English rugby turned a corner in the late eighties with the appointment of Geoff Cooke as team manager and Will Carling as captain. They quickly put the national side back on a winning course and the first silverware of their tenure came in the Dublin match of 1991.
Rory Underwood’s try and Simon Hodgkinson’s goals sealed the Triple Crown with a 16-7 victory which teed up a Grand Slam decider with France. The long-serving Carling was still playing in the centre of the three-quarter line when England’s highest Dublin score and biggest winning margin there came in the 46-6 win at Lansdowne Road in 1997.
Ireland set their corresponding team records for the series by winning 43-13 at Croke Park in 2007 on the day that Ronan O’Gara matched Ollie Campbell’s Irish record of 21 points for a match against the men in white.
Croke Park in fact was an unhappy hunting ground for England while Lansdowne Road was being rebuilt. Martin Johnson was in his first season as coach in 2009 when poor discipline let England down in a 13-14 defeat on their only other visit to the famous stadium.

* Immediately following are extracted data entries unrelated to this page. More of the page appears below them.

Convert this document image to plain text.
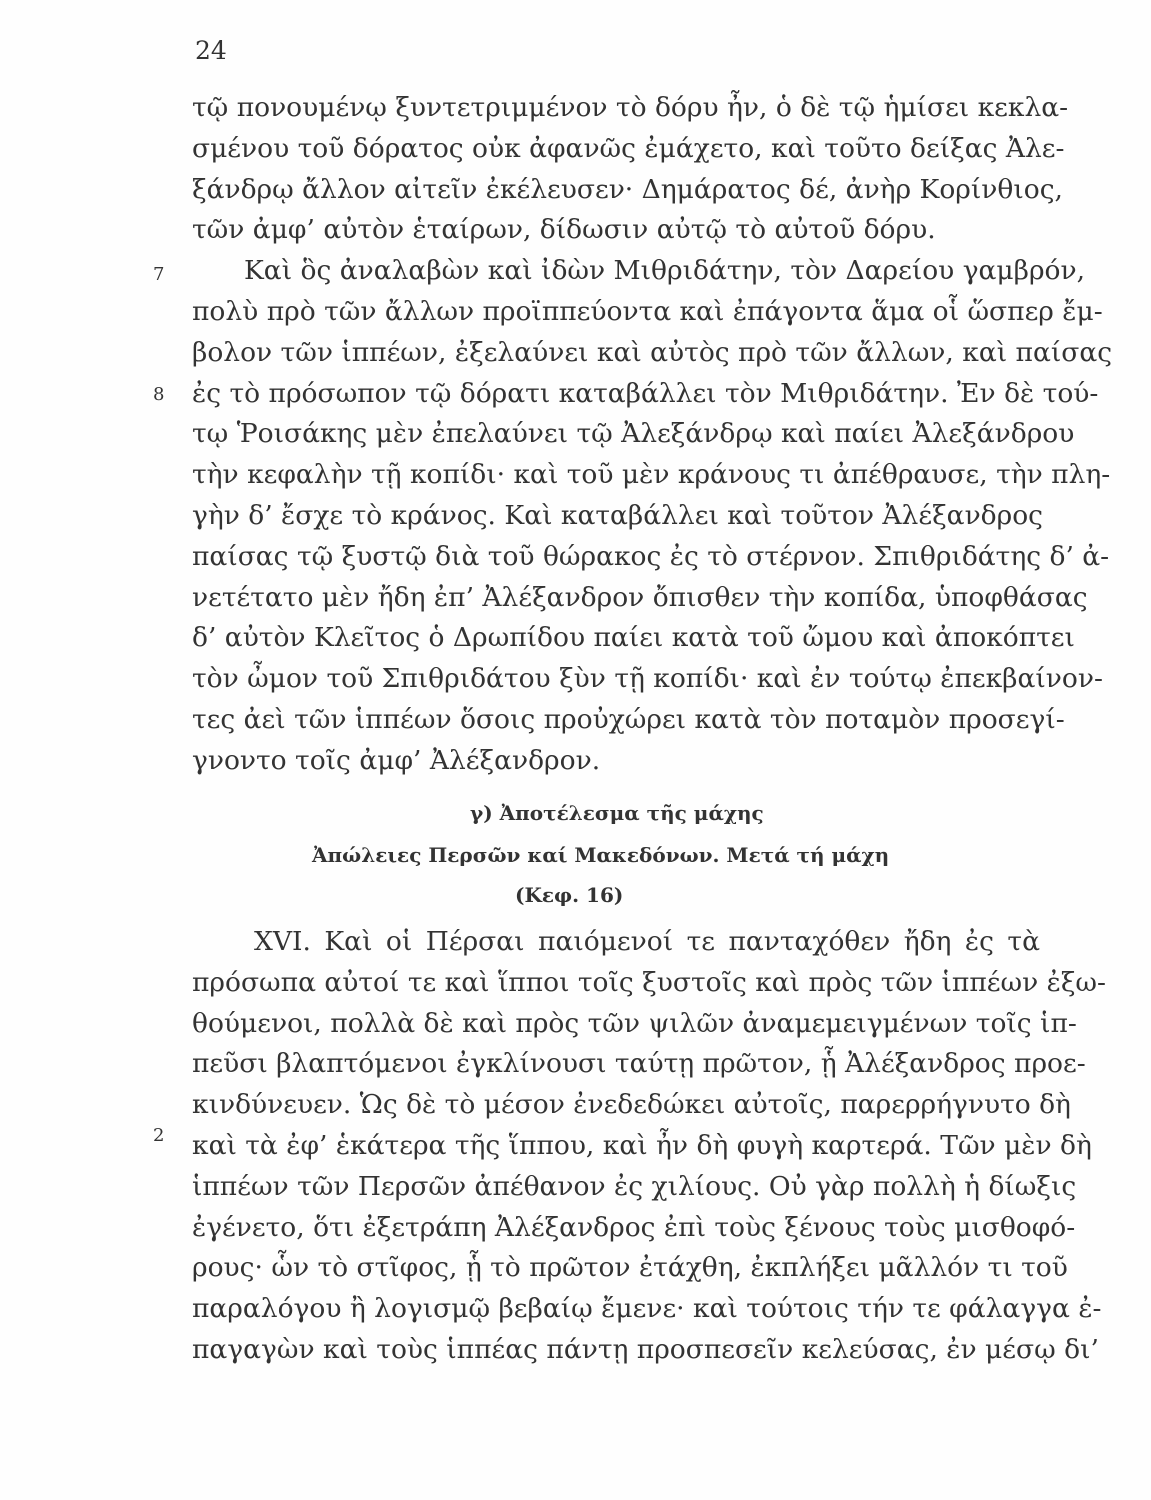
24
7
8
2
τῷ πονουμένῳ ξυντετριμμένον τὸ δόρυ ἦν, ὁ δὲ τῷ ἡμίσει κεκλα-
σμένου τοῦ δόρατος οὐκ ἀφανῶς ἐμάχετο, καὶ τοῦτο δείξας Ἀλε-
ξάνδρῳ ἄλλον αἰτεῖν ἐκέλευσεν· Δημάρατος δέ, ἀνὴρ Κορίνθιος,
τῶν ἀμφ’ αὐτὸν ἑταίρων, δίδωσιν αὐτῷ τὸ αὐτοῦ δόρυ.
Καὶ ὃς ἀναλαβὼν καὶ ἰδὼν Μιθριδάτην, τὸν Δαρείου γαμβρόν,
πολὺ πρὸ τῶν ἄλλων προϊππεύοντα καὶ ἐπάγοντα ἅμα οἷ ὥσπερ ἔμ-
βολον τῶν ἱππέων, ἐξελαύνει καὶ αὐτὸς πρὸ τῶν ἄλλων, καὶ παίσας
ἐς τὸ πρόσωπον τῷ δόρατι καταβάλλει τὸν Μιθριδάτην. Ἐν δὲ τού-
τῳ Ῥοισάκης μὲν ἐπελαύνει τῷ Ἀλεξάνδρῳ καὶ παίει Ἀλεξάνδρου
τὴν κεφαλὴν τῇ κοπίδι· καὶ τοῦ μὲν κράνους τι ἀπέθραυσε, τὴν πλη-
γὴν δ’ ἔσχε τὸ κράνος. Καὶ καταβάλλει καὶ τοῦτον Ἀλέξανδρος
παίσας τῷ ξυστῷ διὰ τοῦ θώρακος ἐς τὸ στέρνον. Σπιθριδάτης δ’ ἀ-
νετέτατο μὲν ἤδη ἐπ’ Ἀλέξανδρον ὄπισθεν τὴν κοπίδα, ὑποφθάσας
δ’ αὐτὸν Κλεῖτος ὁ Δρωπίδου παίει κατὰ τοῦ ὤμου καὶ ἀποκόπτει
τὸν ὦμον τοῦ Σπιθριδάτου ξὺν τῇ κοπίδι· καὶ ἐν τούτῳ ἐπεκβαίνον-
τες ἀεὶ τῶν ἱππέων ὅσοις προὐχώρει κατὰ τὸν ποταμὸν προσεγί-
γνοντο τοῖς ἀμφ’ Ἀλέξανδρον.
γ) Ἀποτέλεσμα τῆς μάχης
Ἀπώλειες Περσῶν καί Μακεδόνων. Μετά τή μάχη
(Κεφ. 16)
XVI. Καὶ οἱ Πέρσαι παιόμενοί τε πανταχόθεν ἤδη ἐς τὰ
πρόσωπα αὐτοί τε καὶ ἵπποι τοῖς ξυστοῖς καὶ πρὸς τῶν ἱππέων ἐξω-
θούμενοι, πολλὰ δὲ καὶ πρὸς τῶν ψιλῶν ἀναμεμειγμένων τοῖς ἱπ-
πεῦσι βλαπτόμενοι ἐγκλίνουσι ταύτῃ πρῶτον, ᾗ Ἀλέξανδρος προε-
κινδύνευεν. Ὡς δὲ τὸ μέσον ἐνεδεδώκει αὐτοῖς, παρερρήγνυτο δὴ
καὶ τὰ ἐφ’ ἑκάτερα τῆς ἵππου, καὶ ἦν δὴ φυγὴ καρτερά. Τῶν μὲν δὴ
ἱππέων τῶν Περσῶν ἀπέθανον ἐς χιλίους. Οὐ γὰρ πολλὴ ἡ δίωξις
ἐγένετο, ὅτι ἐξετράπη Ἀλέξανδρος ἐπὶ τοὺς ξένους τοὺς μισθοφό-
ρους· ὧν τὸ στῖφος, ᾗ τὸ πρῶτον ἐτάχθη, ἐκπλήξει μᾶλλόν τι τοῦ
παραλόγου ἢ λογισμῷ βεβαίῳ ἔμενε· καὶ τούτοις τήν τε φάλαγγα ἐ-
παγαγὼν καὶ τοὺς ἱππέας πάντῃ προσπεσεῖν κελεύσας, ἐν μέσῳ δι’
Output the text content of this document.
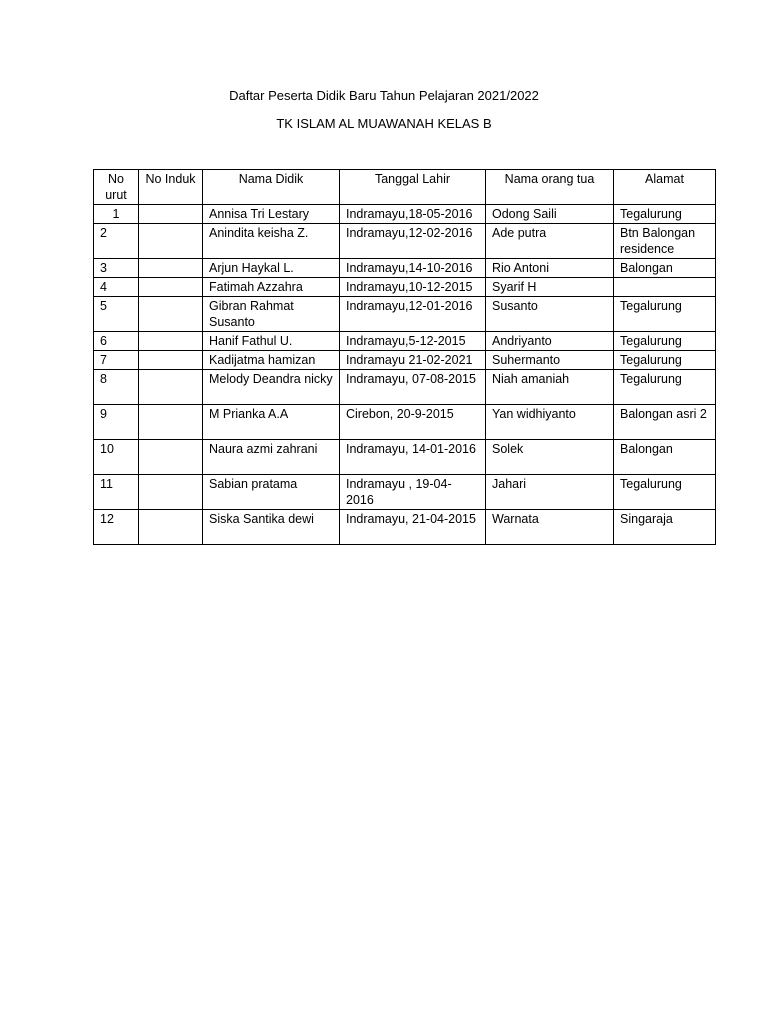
Daftar Peserta Didik Baru Tahun Pelajaran 2021/2022
TK ISLAM AL MUAWANAH KELAS B
No urut	No Induk	Nama Didik	Tanggal Lahir	Nama orang tua	Alamat
1		Annisa Tri Lestary	Indramayu,18-05-2016	Odong Saili	Tegalurung
2		Anindita keisha Z.	Indramayu,12-02-2016	Ade putra	Btn Balongan residence
3		Arjun Haykal L.	Indramayu,14-10-2016	Rio Antoni	Balongan
4		Fatimah Azzahra	Indramayu,10-12-2015	Syarif H	
5		Gibran Rahmat Susanto	Indramayu,12-01-2016	Susanto	Tegalurung
6		Hanif Fathul U.	Indramayu,5-12-2015	Andriyanto	Tegalurung
7		Kadijatma hamizan	Indramayu 21-02-2021	Suhermanto	Tegalurung
8		Melody Deandra nicky	Indramayu, 07-08-2015	Niah amaniah	Tegalurung
9		M Prianka A.A	Cirebon, 20-9-2015	Yan widhiyanto	Balongan asri 2
10		Naura azmi zahrani	Indramayu, 14-01-2016	Solek	Balongan
11		Sabian pratama	Indramayu , 19-04-2016	Jahari	Tegalurung
12		Siska Santika dewi	Indramayu, 21-04-2015	Warnata	Singaraja
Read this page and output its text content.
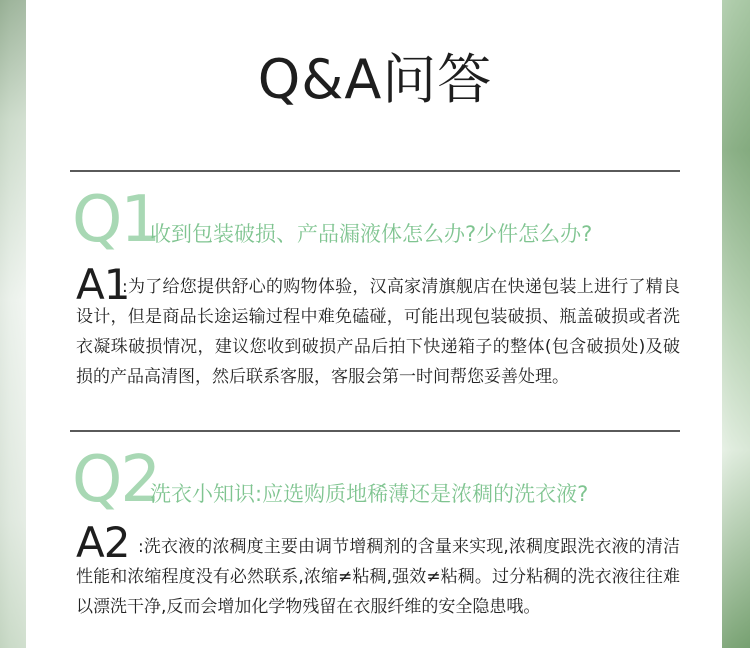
Q&A问答
Q1
收到包装破损、产品漏液体怎么办?少件怎么办?
A1
:为了给您提供舒心的购物体验，汉高家清旗舰店在快递包装上进行了精良设计，但是商品长途运输过程中难免磕碰，可能出现包装破损、瓶盖破损或者洗衣凝珠破损情况，建议您收到破损产品后拍下快递箱子的整体(包含破损处)及破损的产品高清图，然后联系客服，客服会第一时间帮您妥善处理。
Q2
洗衣小知识:应选购质地稀薄还是浓稠的洗衣液?
A2 :洗衣液的浓稠度主要由调节增稠剂的含量来实现,浓稠度跟洗衣液的清洁性能和浓缩程度没有必然联系,浓缩≠粘稠,强效≠粘稠。过分粘稠的洗衣液往往难以漂洗干净,反而会增加化学物残留在衣服纤维的安全隐患哦。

This week marks the sixtieth anniversary of the first use in print of the expression “Grand Slam” to denote the achievement of beating every other nation in the same rugby season.
England inspired the phrase (used in the Daily Telegraph and The Times) after hooker Eric Evans’s team beat Scotland at Twickenham to complete an invincible season in 1957.
In the context of this weekend’s game, Irish thoughts will hark back to the great Grand Slam denials of 2001 and 2011 – occasions when confident St George had his hopes blown by St Patrick in the final match.
England on the other hand will look for inspiration to the 42-6 win in 2003 when the Grand Slam was up for grabs for both sides. That was the day Jonny Wilkinson, Will Greenwood, Lawrence Dallaglio and Martin Johnson carried them to the Six Nations’ Holy Grail – the only previous occasion when they clinched it in Dublin.